Only about 20 percent of the short-term credit for small businesses comes from banks. Suppliers make up most of the rest, according to the Credit Research Foundation, a trade group in Columbia, Md. Now with banks choking off credit, many small companies are pressing vendors for more time to pay their bills, in effect asking for a loan to tide them over until they get paid by their clients. "Small businesses have been forced to reach out to trade creditors and begin to utilize them as bankers," says Lyle P. Wallis, vice-president of the Credit Research Foundation.

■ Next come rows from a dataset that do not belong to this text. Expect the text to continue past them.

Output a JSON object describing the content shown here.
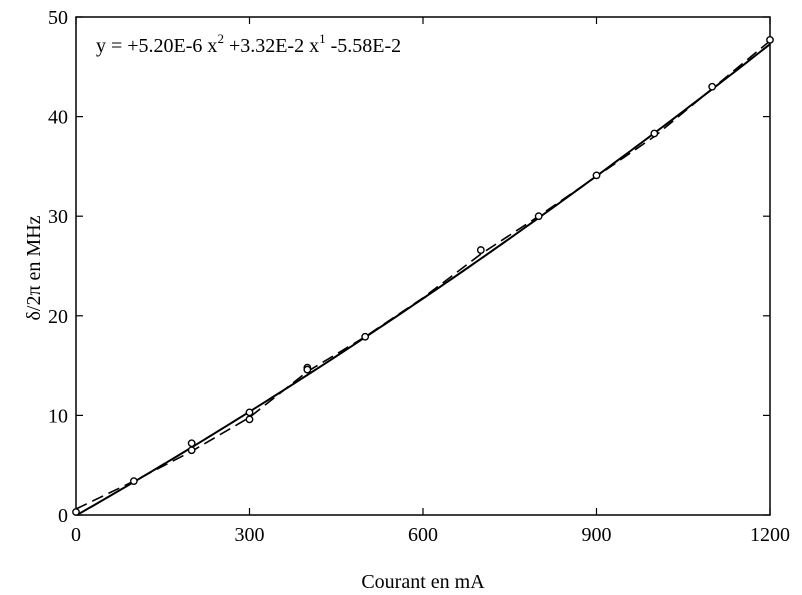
{
  "chart_data": {
    "type": "scatter",
    "xlabel": "Courant en mA",
    "ylabel": "δ/2π en MHz",
    "xlim": [
      0,
      1200
    ],
    "ylim": [
      0,
      50
    ],
    "xticks": [
      0,
      300,
      600,
      900,
      1200
    ],
    "yticks": [
      0,
      10,
      20,
      30,
      40,
      50
    ],
    "grid": false,
    "annotation": {
      "prefix": "y = +5.20E-6 x",
      "exp1": "2",
      "middle": " +3.32E-2 x",
      "exp2": "1",
      "suffix": " -5.58E-2"
    },
    "series": [
      {
        "kind": "points",
        "x": [
          0,
          100,
          200,
          200,
          300,
          300,
          400,
          400,
          500,
          700,
          800,
          900,
          1000,
          1100,
          1200
        ],
        "y": [
          0.3,
          3.4,
          7.2,
          6.5,
          9.6,
          10.3,
          14.8,
          14.6,
          17.9,
          26.6,
          30.0,
          34.1,
          38.3,
          43.0,
          47.7
        ]
      },
      {
        "kind": "fit",
        "a": 5.2e-06,
        "b": 0.0332,
        "c": -0.0558
      },
      {
        "kind": "dashed",
        "x": [
          0,
          100,
          200,
          300,
          400,
          500,
          600,
          700,
          800,
          900,
          1000,
          1100,
          1200
        ],
        "y": [
          0.6,
          3.4,
          6.4,
          9.8,
          14.4,
          17.9,
          21.8,
          26.2,
          30.0,
          34.0,
          38.0,
          42.8,
          47.6
        ]
      }
    ]
  }
}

To make sure they don't get stiffed, trade creditors are taking a closer look at customers that ask for credit. They are using sophisticated risk analysis to ferret out and cut off customers who are least likely to pay their bills. Wallis estimates that over the past 18 months trade creditors have doubled their use of scoring tools such as credit reports from Dun & Bradstreet and Experian. PredictiveMetrics, a firm that advises trade creditors on risk, has seen client inquiries triple over the past three years.